2 killed in rocket attack in northwest Pakistan

PESHAWAR, Pakistan — A barrage of rockets hit a residential area of Pakistan’s northwestern Peshawar city in a brazen pre-dawn attack Tuesday, killing two civilians and wounding 10 others, police said.

No one claimed immediate responsibility for the rocket assault, but the city is close to the lawless tribal areas where Taliban militants are based.

At least 12 rockets landed in the city, capital of North West Frontier Province, and one damaged the office of the paramilitary forces, police official Nisar Khan said.
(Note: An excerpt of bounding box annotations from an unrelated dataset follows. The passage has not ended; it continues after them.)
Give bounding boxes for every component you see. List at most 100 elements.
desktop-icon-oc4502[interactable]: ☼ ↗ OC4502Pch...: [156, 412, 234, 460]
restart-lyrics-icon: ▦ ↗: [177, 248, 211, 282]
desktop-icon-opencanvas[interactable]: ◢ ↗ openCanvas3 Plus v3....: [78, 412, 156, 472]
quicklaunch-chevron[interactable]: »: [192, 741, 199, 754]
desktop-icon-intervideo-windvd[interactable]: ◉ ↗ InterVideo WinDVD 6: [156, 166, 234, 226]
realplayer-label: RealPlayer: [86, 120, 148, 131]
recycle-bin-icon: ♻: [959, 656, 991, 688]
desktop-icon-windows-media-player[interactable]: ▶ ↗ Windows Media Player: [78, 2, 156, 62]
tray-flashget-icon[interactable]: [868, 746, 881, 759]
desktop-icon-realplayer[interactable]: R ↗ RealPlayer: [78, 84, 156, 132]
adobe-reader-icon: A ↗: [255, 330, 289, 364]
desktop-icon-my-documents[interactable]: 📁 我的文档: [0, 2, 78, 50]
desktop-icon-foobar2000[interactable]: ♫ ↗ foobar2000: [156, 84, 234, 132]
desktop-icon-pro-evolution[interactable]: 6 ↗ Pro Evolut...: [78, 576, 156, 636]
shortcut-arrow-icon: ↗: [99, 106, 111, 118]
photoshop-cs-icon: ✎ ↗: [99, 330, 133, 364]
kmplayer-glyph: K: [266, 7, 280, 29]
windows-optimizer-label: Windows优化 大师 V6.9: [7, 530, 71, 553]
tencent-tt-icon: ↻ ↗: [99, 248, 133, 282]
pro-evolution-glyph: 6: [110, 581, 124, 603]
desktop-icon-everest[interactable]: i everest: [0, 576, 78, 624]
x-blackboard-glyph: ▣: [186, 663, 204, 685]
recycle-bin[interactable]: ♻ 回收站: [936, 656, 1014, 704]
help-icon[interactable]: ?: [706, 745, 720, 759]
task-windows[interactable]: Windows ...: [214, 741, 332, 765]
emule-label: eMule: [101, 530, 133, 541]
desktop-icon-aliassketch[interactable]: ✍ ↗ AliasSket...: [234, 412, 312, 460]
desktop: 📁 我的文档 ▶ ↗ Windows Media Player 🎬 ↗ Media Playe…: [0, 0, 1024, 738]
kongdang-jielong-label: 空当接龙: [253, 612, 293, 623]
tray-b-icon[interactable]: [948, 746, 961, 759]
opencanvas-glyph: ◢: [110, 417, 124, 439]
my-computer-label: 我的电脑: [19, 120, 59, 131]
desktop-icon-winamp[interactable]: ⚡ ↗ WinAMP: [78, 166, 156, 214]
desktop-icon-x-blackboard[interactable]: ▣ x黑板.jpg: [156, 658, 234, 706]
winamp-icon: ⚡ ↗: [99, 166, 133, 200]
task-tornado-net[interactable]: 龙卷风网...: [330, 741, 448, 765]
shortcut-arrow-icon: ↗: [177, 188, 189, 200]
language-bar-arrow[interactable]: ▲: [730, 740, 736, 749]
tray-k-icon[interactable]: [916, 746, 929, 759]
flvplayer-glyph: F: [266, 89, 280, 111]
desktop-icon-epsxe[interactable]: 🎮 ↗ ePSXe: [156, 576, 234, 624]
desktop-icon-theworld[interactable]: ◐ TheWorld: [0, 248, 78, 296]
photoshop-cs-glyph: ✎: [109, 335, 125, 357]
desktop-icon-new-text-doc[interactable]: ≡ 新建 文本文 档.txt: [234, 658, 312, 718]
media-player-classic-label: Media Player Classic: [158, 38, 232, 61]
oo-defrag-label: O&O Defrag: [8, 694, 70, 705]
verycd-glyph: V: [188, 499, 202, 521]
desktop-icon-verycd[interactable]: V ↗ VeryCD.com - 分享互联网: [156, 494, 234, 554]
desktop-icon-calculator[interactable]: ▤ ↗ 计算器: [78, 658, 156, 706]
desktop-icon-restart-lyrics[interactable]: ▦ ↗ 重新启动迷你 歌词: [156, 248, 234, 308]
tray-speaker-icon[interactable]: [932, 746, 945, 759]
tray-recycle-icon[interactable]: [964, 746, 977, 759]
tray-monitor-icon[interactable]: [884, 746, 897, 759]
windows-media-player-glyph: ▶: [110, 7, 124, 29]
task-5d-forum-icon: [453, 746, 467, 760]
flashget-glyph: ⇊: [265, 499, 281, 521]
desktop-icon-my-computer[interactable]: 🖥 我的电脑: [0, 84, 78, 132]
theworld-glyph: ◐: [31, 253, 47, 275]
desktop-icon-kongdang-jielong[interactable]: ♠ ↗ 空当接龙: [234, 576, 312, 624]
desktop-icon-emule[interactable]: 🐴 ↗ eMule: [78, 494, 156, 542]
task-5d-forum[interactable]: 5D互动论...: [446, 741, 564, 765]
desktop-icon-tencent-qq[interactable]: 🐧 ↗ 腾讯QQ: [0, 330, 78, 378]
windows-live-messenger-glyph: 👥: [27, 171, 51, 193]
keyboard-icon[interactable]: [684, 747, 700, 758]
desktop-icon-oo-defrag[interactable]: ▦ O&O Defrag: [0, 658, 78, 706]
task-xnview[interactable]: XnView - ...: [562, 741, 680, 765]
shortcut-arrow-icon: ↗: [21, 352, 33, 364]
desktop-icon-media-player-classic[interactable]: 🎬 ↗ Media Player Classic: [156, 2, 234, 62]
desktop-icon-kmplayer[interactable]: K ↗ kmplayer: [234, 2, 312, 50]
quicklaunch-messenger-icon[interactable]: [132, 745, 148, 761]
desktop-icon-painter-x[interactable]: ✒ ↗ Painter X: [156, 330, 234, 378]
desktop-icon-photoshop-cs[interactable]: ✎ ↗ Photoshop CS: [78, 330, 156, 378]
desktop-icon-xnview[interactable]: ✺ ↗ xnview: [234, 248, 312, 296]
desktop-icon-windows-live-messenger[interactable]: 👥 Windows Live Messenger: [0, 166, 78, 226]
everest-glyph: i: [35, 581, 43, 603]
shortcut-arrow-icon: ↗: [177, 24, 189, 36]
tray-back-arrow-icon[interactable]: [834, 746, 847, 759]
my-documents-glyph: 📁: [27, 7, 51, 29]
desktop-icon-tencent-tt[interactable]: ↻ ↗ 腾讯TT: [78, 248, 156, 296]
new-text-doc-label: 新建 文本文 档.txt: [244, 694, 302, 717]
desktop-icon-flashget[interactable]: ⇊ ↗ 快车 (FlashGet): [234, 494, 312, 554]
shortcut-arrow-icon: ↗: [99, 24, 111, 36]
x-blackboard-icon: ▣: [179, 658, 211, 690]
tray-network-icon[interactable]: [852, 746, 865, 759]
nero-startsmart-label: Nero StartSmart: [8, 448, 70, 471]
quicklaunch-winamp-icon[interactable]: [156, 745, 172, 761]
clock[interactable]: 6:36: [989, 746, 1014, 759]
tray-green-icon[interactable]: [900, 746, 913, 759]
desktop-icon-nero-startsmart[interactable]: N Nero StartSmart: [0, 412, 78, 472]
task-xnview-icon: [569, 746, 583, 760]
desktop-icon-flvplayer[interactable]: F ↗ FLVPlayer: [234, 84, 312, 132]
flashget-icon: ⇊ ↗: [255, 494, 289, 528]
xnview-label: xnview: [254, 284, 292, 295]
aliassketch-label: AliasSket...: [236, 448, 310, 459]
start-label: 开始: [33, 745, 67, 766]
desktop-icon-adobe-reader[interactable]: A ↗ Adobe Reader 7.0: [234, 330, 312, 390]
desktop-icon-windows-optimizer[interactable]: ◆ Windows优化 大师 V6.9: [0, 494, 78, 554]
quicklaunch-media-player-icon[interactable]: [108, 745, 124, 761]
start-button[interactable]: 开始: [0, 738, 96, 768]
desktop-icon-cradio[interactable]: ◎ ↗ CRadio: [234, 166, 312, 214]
Residents ran from their homes in panic when the first rocket landed in Peshawar shortly after 1 a.m. Tuesday. Subsequently, 11 others were also fired from different directions and one struck a home, Khan said.

Rocket attacks are extremely rare in Pakistan’s cities, although Taliban militants often target security outposts in the countryside with heavy weapons.

“It is an act of terrorism, but we don’t know who the attackers were,” Khan told The Associated Press, adding the paramilitary Frontier Corps building was damaged but no one was injured. He said all the dead and wounded were civilians.

The Pakistani Taliban has vowed retaliation against the government for what it claims are false reports of the death of its leader, Baitullah Mehsud, in a CIA missile attack last week. Pakistani and U.S. officials have said Mehsud is almost certainly dead, and there may be a power struggle for the militant leadership.